A recurring discussion in the patent literature has been the consideration of patent quality. In a notable example, Allison, Lemley, Moore, Trunkey and Derek ("Valuable Patents", Georgetown Law Journal, March 2004) posited that "some patents are intrinsically more valuable than others" and proposed that the "easiest way to discover the characteristics of valuable patents is to study litigated patents." On that basis, and 2,925,537 patents and 6,861 patent litigation cases later, the authors came up with a textured analysis of the characteristics of valuable patents. Disagreement about these results, and their value for patent policy and practice, continue to this day. Readers are invited to wade through this literature.

Be that as it may, the question of "valuable patents" looks much different when it gets into the hands of the popular business press. Perhaps the most recent example in this genre is summarized in an article by Steve LeVine, entitled "IBM Piles Up Patents, But Quantity Isn't King", which appeared in the January 25, 2010 issue of Bloomberg BusinessWeek. Based on a study carried out by Ocean Tomo on behalf of the magazine, the patents awarded to the 1,000 largest public companies in the world on a revenue basis were analyzed. The results, as set out in the one-page article, emphasized the following:
1. IBM leads (and has done so for the past 17 years) in the number of U.S. patents granted annually (4,914 in 2009). By comparison, Microsoft, which ranked number three on the list, had only 2,906 registered patents in 2009.

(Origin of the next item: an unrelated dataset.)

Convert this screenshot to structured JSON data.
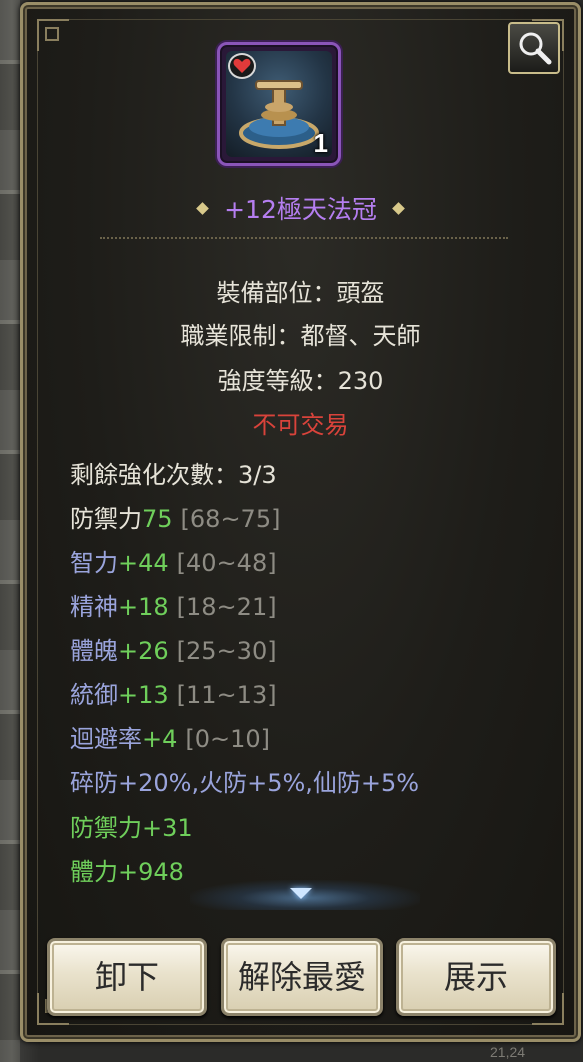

2. However, based on a multi-factor analysis (reported to be in the several dozens), and including the number of prior patents cited, related litigation, and the payment of patent renewals, "Microsoft's portfolio was assessed at 3.3 times that of IBM's." By this measure, Microsoft's ranking is no. 1, while that of IBM is only no. 8.

3. The reason for the differential, according to Ocean Tomo, is that IBM's has a sizable number of service-related patents, which "command" a lower price than Microsoft,which has a large number of game and software patents. The ranking "is something that IBM people won't accept, but it is accurate nevertheless,' says Steve Lee, president of Ocean Tomo's patent rating division. "
So what do we make of these results? In my humble opinion, not very much. I simply don't understand what it meant by the fact there is a multiple of 3.3 between the relative value of the two patent portfolios. I am sure that the number-- as a calculation-- "is accurate", but what does that tell me. The article does not elaborate. Given Ocean Tomo's apparent lack of success in trying to create a patent-trading market, one can genuinely question whether it, or any other entity, can ascribe a meaningful value for collections of patents with the precision that is suggested by the study.

The comments brought in the article from both IBM and Microsoft regarding their respective patent portfolios do not really clarify the matter. The IBM patent portfolio is described as both a club against potential infringers as well as a platform generating substantial income from third parties. In the words of IBM's chief patent counsel, "It's the leverage we are able to get from the patent [licensing] negotiations." On the other hand, the chief IP Officer of Microsoft is reported to have said that his company does not view patents "as a profit center, but 'as a currency that you use to trade to another company' for its patents." Both are compelling strategies for using one's patent portfolio and each certainly merits further investigation about the extent to which the strategy has been successfully implemented.

However, if the fundamental difference in the way that each of these two companies views the function of patents, then the question then becomes: how does one devise a metric that allows for meaningful valuation and comparison in such circumstances? Even more fundamentally, even if we can create such a metric, what do we gain by engaging in such a comparison? After all, the ultimate test would seem to be the value of the patent portfolio to the overall value and performance of the company, rather than some inter-company ranking based on unclear criteria.

Without wishing to sound trite, both IBM and Microsoft are companies with world-class technology, and I don't think that either really needs the information provided by inter-company rankings of the relative value of their patent portfolios. Au contraire, it would seem, for business journalism and the attention-grabbing headlines that follow from such rankings.